Frustum Culling – on steroids!

Am not going to really explain how frustum culling works here or how to set it up, there are already some good articles out there will link to a couple of Actionscript ones at the end. This article will explain how to use caching to very easily boost the speed of your frustum culling. As far as testing goes I haven’t yet seen anything as fast as this so I thought I would share it so anyone else can benefit from it or maybe some bright spark can find a way to improve it… there is always room for improvement where flash is concerned :-)

Just a super quick reasoning why frustum culling is a good thing if done properly:

If the sphere’s position is the same (i.e. a pointer to) the object that it describes position then NO transformations are needed to move the sphere into world space. Consider trying to check a bounding box, while it might be a tighter fit (woop), it would require that the frustum be transformed into local space or the box into world space… either way that is gonna be seriously slow for large numbers of objects when compared to the bounding sphere checks. Frustum checking is easy to implement and can save you a vast amount of time, no rendering of off screen objects!

This is what the standard frustum culling code looks like:

//loop thorugh your objects or spheres
for (var i : int = 0; i < length; i++)
{
	var object:Object3D = objects[i];
	object.cullFlag = 1;		//object.visible = true;
 
	var sphere:BoundingSphere = object.sphere;
	var position:Vector3D = sphere.position;
	var radius:Number = sphere.radius;
 
	var plane:Plane3D;
	var distance:Number;
 
	for (var j : int = 0; j < 6; j++)	//6 planes in the frustum (planes.length)
	{
		plane = planes[j];
		distance = plane.a * position.x + plane.b * position.y + plane.c * position.z + plane.d;
		if (distance + radius < 0.0){
			object.cullFlag = -1;		//object.visible = false;
			break;
		}
	}
}

What the above code is doing is looping through all of you objects or bounding spheres and for each one it projects its position onto each plane that makes up the frustum. If any of the tests show the sphere to be outside of the frustum then it can be marked as not visible and then it will not need to be rendered. As soon as it fails on one plane you can move on to test the next object/sphere but if it passes you will need to go on to check against the next plane until you are sure that it passes all test. (You can see why this is inefficient for objects IN the frustum as 6 checks are required just to confirm that where as the best case is when you can discard an object on the first plane check*)

Now this could be sped up a little bit by unrolling the inner loop but it will only make a very small difference in speed, but it will help.

Introducing the “cache” variable into the mix! Okay here’s where the huge speed up can be gained. In the vast majority of cases, if an object is culled by a frustum plane in one frame and is still culled in the next frame the likelihood that it was culled by the same plane is extremely high!
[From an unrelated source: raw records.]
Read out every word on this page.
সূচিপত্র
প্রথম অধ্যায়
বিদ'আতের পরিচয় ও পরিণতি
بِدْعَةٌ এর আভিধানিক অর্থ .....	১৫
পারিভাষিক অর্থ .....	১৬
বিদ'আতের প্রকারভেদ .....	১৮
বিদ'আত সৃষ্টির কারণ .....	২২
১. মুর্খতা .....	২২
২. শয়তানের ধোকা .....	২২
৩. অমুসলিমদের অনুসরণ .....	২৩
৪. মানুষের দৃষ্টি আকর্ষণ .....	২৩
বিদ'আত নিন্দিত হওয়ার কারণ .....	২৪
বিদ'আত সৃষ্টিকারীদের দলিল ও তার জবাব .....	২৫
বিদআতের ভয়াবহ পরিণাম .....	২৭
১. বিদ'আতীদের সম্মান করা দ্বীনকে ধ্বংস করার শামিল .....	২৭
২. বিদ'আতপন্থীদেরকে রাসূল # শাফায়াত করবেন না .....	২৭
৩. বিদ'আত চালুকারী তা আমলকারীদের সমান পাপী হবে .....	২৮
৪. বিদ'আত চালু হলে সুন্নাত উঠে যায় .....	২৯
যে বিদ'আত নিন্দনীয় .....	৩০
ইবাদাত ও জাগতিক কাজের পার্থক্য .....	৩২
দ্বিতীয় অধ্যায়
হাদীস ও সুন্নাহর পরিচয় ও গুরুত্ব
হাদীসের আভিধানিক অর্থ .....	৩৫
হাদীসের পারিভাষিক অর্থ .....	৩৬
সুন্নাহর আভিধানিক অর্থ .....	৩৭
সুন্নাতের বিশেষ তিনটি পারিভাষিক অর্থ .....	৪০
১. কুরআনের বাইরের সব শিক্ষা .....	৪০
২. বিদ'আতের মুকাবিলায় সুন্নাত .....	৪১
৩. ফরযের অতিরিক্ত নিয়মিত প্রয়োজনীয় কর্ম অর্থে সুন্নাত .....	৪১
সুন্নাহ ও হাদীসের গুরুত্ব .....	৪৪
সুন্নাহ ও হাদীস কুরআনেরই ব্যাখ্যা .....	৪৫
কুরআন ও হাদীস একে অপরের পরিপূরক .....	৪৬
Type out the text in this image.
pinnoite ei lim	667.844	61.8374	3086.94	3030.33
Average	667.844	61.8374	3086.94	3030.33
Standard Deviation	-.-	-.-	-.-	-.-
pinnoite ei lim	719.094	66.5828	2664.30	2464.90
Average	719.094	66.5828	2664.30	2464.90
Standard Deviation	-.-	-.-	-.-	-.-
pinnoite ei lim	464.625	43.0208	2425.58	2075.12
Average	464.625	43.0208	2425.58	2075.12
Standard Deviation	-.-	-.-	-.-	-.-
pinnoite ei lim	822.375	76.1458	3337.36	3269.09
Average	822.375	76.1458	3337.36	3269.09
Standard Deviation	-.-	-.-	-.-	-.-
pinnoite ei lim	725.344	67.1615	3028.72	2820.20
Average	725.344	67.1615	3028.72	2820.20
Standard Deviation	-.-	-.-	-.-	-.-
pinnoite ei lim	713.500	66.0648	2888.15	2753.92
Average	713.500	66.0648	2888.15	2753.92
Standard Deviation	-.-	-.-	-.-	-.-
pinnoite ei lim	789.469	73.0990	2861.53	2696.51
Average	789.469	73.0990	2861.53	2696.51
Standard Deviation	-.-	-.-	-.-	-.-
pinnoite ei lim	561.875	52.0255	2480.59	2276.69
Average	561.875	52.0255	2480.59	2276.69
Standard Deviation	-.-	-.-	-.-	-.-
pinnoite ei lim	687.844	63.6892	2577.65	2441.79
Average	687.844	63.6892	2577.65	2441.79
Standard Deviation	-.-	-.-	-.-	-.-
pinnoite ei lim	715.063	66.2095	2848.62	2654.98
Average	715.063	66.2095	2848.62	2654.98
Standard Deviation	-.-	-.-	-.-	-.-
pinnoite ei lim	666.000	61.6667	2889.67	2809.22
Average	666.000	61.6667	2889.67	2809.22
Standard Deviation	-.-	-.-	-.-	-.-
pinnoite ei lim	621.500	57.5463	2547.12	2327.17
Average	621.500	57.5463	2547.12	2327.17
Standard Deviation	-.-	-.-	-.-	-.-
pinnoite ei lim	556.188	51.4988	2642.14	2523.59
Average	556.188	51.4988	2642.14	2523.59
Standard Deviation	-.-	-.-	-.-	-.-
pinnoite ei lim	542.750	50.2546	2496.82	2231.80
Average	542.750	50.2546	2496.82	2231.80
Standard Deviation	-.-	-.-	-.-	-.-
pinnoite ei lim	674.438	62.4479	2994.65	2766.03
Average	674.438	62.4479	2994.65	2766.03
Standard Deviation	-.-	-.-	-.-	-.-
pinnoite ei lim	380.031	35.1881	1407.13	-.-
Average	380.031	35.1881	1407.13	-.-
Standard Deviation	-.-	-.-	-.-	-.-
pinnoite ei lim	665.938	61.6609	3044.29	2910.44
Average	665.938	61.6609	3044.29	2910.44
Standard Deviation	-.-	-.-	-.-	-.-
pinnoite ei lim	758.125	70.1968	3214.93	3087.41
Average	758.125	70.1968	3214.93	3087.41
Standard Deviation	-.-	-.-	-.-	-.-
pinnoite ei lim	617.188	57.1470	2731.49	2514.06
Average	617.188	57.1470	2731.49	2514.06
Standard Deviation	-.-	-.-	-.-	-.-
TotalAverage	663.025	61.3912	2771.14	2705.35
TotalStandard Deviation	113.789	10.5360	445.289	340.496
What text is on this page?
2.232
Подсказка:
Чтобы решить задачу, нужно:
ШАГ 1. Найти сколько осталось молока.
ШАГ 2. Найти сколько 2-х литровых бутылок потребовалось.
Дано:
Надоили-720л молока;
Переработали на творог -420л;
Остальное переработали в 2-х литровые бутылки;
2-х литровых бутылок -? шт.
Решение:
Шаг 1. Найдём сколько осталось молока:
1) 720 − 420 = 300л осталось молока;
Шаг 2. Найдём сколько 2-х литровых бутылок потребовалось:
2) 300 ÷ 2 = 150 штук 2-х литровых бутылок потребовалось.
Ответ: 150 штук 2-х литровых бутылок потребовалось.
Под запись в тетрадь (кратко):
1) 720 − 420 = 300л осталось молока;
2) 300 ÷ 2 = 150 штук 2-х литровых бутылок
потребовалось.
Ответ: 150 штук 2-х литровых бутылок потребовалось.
With that in mind if we store the plane that the sphere failed the test on and then test against that one first, for a large number of cases we can eradicate a number of unnecessary plane tests.

Bring on the updated code:

//loop thorugh your objects or spheres
for (var i : int = 0; i < length; i++)
{
	var object:Object3D = objects[i];
	object.cullFlag = 1;		//object.visible = true;
 
	var sphere:BoundingSphere = object.sphere;
	var position:Vector3D = sphere.position;
	var radius:Number = sphere.radius;
 
	var plane:Plane3D;
	var distance:Number;
	var cache:int = sphere.cache;		//the id of the last plane failed on (-1 if none)
 
	if(cache != -1)
	{
		plane = planes[cache];
		distance = plane.a * position.x + plane.b * position.y + plane.c * position.z + plane.d;
		if (distance + radius < 0.0)
		{
			object.cullFlag = -1;	//object.visible = false;
			continue;			//objtect still culled so move to next object
		}
	}
	for (var j : int = 0; j < 6; j++)	//6 planes in the frustum (planes.length)
	{
		if(j == cache) continue;
		plane = planes[j];
		distance = plane.a * position.x + plane.b * position.y + plane.c * position.z + plane.d;
		if (distance + radius < 0.0){
			object.cullFlag = -1;	//object.visible = false;
			sphere.cache = j;	//set the cache to match the current plane
			break;
		}
	}
	//if it's got this far then the object is not culled so the cache can be reset
	sphere.cache = -1;
}

This time round the code checks to see if a plane has been cached and if so then it checks that one first. This means in the best case (a stationary camera with a stationary scene) all the objects, once they have been culled once already will be culled again with only 1 plane test instead of a maximum of 6! Muchos muchos faster!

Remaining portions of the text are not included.